At eight pages and 85 questions long, filling out the FAFSA is not a fun task. Plus, most private schools require that parents complete another lengthy form, as well. But, with the average cost of a four-year private school for the 2004-2005 year a whopping $20,082—up 6 percent from the year before, according to the College Board—it’s also something most parents need to do. About $122 billion in financial aid, including grants and loans, was awarded in the 2003-2004 school year, according to the most recent figures from the College Board, an increase of 11 percent over the year before.

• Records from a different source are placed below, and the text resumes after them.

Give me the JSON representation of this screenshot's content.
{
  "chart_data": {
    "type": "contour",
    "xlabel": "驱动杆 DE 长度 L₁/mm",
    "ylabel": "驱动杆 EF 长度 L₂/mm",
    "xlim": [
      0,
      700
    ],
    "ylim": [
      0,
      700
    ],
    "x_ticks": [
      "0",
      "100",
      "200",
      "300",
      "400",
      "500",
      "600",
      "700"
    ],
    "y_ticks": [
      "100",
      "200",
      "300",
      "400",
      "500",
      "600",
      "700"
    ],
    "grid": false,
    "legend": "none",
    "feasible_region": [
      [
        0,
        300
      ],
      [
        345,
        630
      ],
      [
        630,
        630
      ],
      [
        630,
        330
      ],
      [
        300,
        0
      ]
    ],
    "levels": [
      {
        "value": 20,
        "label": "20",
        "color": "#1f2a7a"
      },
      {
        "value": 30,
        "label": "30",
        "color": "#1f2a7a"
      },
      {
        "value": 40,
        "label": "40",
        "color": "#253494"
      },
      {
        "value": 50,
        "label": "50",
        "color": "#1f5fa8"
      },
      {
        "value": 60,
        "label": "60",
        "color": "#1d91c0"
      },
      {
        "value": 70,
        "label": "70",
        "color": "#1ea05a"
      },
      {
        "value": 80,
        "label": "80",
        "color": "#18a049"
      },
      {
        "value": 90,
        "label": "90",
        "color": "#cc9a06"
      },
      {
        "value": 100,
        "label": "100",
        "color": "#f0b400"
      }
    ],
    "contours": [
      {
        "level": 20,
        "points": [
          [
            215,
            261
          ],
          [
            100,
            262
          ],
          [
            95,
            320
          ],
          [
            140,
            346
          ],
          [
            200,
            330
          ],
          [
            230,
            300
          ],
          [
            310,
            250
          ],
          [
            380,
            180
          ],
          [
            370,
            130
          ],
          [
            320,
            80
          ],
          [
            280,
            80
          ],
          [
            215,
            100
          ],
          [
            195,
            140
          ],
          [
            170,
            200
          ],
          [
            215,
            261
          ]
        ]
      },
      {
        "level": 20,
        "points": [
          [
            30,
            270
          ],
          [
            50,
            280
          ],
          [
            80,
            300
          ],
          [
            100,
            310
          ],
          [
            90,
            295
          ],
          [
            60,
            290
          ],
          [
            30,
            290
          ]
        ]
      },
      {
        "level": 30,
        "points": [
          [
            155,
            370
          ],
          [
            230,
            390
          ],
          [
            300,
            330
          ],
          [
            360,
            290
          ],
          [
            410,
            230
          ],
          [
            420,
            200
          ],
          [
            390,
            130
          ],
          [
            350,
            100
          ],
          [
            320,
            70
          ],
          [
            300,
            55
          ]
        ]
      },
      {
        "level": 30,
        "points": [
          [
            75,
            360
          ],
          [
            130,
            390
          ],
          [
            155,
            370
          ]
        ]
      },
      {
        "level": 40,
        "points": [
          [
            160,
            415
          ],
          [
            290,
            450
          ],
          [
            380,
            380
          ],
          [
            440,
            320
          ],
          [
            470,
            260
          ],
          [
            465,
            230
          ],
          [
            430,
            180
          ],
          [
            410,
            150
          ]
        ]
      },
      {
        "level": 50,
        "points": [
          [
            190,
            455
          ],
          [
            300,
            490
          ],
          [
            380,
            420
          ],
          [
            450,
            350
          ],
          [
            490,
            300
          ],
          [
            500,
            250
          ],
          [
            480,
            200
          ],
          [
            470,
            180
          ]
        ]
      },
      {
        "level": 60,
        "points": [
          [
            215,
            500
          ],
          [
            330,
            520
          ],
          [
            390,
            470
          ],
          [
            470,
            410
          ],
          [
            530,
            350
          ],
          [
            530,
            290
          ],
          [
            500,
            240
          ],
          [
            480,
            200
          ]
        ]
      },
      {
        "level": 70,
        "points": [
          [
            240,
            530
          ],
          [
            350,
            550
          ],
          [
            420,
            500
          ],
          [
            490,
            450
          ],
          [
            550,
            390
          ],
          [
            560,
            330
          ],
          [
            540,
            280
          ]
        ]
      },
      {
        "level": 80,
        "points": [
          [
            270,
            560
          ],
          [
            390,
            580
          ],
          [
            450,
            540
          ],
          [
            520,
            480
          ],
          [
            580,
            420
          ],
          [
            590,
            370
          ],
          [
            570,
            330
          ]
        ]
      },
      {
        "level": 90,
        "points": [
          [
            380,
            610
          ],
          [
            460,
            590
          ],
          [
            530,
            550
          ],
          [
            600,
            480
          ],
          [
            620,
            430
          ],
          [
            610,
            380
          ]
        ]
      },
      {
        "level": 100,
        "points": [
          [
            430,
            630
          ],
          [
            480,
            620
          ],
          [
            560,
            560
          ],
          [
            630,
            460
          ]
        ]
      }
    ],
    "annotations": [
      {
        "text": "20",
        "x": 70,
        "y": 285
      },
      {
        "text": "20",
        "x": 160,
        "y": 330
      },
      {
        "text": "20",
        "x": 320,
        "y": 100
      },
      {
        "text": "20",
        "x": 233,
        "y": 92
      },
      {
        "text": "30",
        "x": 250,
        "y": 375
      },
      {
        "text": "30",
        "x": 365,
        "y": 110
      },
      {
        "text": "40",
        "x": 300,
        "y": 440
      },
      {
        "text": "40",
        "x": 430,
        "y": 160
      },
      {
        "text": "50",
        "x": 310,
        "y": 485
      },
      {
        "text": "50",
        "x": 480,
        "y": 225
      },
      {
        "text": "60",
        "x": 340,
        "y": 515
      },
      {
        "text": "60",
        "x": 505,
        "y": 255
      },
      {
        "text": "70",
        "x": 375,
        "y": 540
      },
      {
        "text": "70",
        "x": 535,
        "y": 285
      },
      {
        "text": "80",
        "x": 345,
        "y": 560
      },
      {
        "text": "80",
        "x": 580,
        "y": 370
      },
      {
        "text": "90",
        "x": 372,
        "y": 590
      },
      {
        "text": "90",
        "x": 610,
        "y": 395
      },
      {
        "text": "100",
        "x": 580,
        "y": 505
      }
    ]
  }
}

In fact, advisors suggest that clients should apply even it they don’t, at first glance, seem to be eligible for aid. Although families with a household income of over $100,000 generally don’t receive aid, many parents might have extenuating circumstances that could increase the likelihood of their receiving grants—if they have multiple children in college at the same time, for example, or if they’re close to or at retirement age. “The older you are as a parent with school-age children, the more credit you get for your age,” says Bruce Harrington, vice president of MFS Investment Management in Boston. Plus, in order to apply for other aid, such as grants made by the school, parents must fill out the FAFSA form.
At the same time, parents should look on financial aid as just one part of the puzzle, according to Harrington. “They need three pools of money—financial aid, savings and current income,” he says.